Grix barked a laugh that echoed through the haze. "Looks like you've got yourself a pet now."
"Not a pet," Nanuk grumbled, glaring down at the fungus-thing now happily glued to his shin. "Definitely not a pet." He prodded at it gently with his spear, but it refused to budge.
But the thing stayed with them, padding along at his side as if it had always belonged. When he tried to shoo it away, it ignored him completely.

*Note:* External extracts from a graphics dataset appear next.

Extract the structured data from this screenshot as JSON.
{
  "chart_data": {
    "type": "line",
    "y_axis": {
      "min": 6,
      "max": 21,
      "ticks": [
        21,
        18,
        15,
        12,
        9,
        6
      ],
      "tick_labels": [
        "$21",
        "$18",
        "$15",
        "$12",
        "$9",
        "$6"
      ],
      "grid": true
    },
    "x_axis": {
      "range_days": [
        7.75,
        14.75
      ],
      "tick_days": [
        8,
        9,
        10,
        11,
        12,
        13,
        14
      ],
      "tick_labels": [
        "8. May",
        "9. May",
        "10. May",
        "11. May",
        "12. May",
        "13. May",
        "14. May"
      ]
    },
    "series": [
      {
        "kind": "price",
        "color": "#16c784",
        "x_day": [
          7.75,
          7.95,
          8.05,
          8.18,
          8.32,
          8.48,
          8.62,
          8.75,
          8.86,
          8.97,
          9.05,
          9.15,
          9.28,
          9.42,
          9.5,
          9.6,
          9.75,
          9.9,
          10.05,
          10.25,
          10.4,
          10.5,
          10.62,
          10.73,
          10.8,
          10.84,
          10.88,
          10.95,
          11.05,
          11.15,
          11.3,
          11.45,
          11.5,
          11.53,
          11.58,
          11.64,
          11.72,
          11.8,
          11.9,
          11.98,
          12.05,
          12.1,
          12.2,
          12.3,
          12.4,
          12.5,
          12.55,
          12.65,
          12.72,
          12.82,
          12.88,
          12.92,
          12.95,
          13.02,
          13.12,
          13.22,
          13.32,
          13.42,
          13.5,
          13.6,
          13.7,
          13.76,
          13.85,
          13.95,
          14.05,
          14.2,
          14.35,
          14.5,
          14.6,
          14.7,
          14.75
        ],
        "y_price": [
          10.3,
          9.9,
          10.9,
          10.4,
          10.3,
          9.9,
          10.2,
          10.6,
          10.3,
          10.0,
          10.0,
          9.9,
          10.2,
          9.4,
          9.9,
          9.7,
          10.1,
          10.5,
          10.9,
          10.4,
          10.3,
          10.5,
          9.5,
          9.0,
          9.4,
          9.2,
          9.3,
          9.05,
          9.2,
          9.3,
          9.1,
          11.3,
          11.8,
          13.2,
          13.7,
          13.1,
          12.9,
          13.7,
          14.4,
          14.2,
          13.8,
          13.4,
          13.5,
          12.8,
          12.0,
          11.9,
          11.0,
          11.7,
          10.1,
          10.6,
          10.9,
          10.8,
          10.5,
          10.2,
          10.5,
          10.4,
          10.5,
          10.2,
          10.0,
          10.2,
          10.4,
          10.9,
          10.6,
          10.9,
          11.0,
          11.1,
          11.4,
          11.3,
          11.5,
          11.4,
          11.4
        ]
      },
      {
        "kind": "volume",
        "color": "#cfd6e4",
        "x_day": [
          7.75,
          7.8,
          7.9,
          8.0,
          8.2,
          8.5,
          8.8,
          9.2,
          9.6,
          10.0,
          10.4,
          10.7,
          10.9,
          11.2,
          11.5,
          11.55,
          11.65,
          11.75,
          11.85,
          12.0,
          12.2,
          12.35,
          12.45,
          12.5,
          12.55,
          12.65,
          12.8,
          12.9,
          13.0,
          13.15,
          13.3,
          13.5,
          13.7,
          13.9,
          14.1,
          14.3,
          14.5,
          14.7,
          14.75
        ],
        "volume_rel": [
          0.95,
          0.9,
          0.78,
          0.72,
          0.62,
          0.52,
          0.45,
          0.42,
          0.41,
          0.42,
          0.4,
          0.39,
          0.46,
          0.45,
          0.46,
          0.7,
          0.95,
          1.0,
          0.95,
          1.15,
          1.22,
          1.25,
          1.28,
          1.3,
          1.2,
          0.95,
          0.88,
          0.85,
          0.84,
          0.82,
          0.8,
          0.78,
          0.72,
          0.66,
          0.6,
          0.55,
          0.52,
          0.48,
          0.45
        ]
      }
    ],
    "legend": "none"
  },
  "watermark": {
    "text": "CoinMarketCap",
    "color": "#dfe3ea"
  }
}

When he walked faster, it matched his pace, puffing little clouds of spores that glimmered in the air and left a faint trail behind them.
They walked on, down into a shallow basin where the air grew so thick it felt like breathing water. Spores clung like dew to their armor, glowing brighter with every step until their outlines seemed painted in light. The thrum underfoot grew heavier, more insistent, until it felt like walking across a living heartbeat that wasn't theirs, deep and steady and undeniable.
Cassian slowed, eyes narrowing. Ahead, in the basin's center, something glowed differently than the rest. It wasn't shifting sporelight or a frond's pulse. It was steady. Deliberate. Wrong.
"Hey," he called softly, his voice catching. "Come look at this."
They joined him at the edge of the depression. Half-buried in the mycelium lay a shape that pulsed faintly, bending light around it, throwing warped shadows that didn't line up with their own. It looked alien even here, where everything already defied understanding. The sight made Nanuk's stomach twist.
Nanuk whispered, "Is that the Heart?" His voice was thick with uncertainty.
Cassian shook his head slowly. "How the fuck would we know? We're blind here." His words were sharper than usual, edged with frustration and awe.
Grix crouched low, spores swirling around her shoulders. She tilted her head, eyes gleaming. "No. That's not the Heart." Her grin returned, sharp and eager, teeth catching the sporelight. "But I do think you're right, manmeat. This is something. Maybe this is the other thing Warren said we might be looking for."
The sporelight dimmed as if the whole forest exhaled with them. The heartbeat underfoot quickened once, then steadied again, echoing into the silence.
The fungal forest went on breathing, vast and indifferent. And whatever they had found waited, unseen and unnamed, buried in the living dark.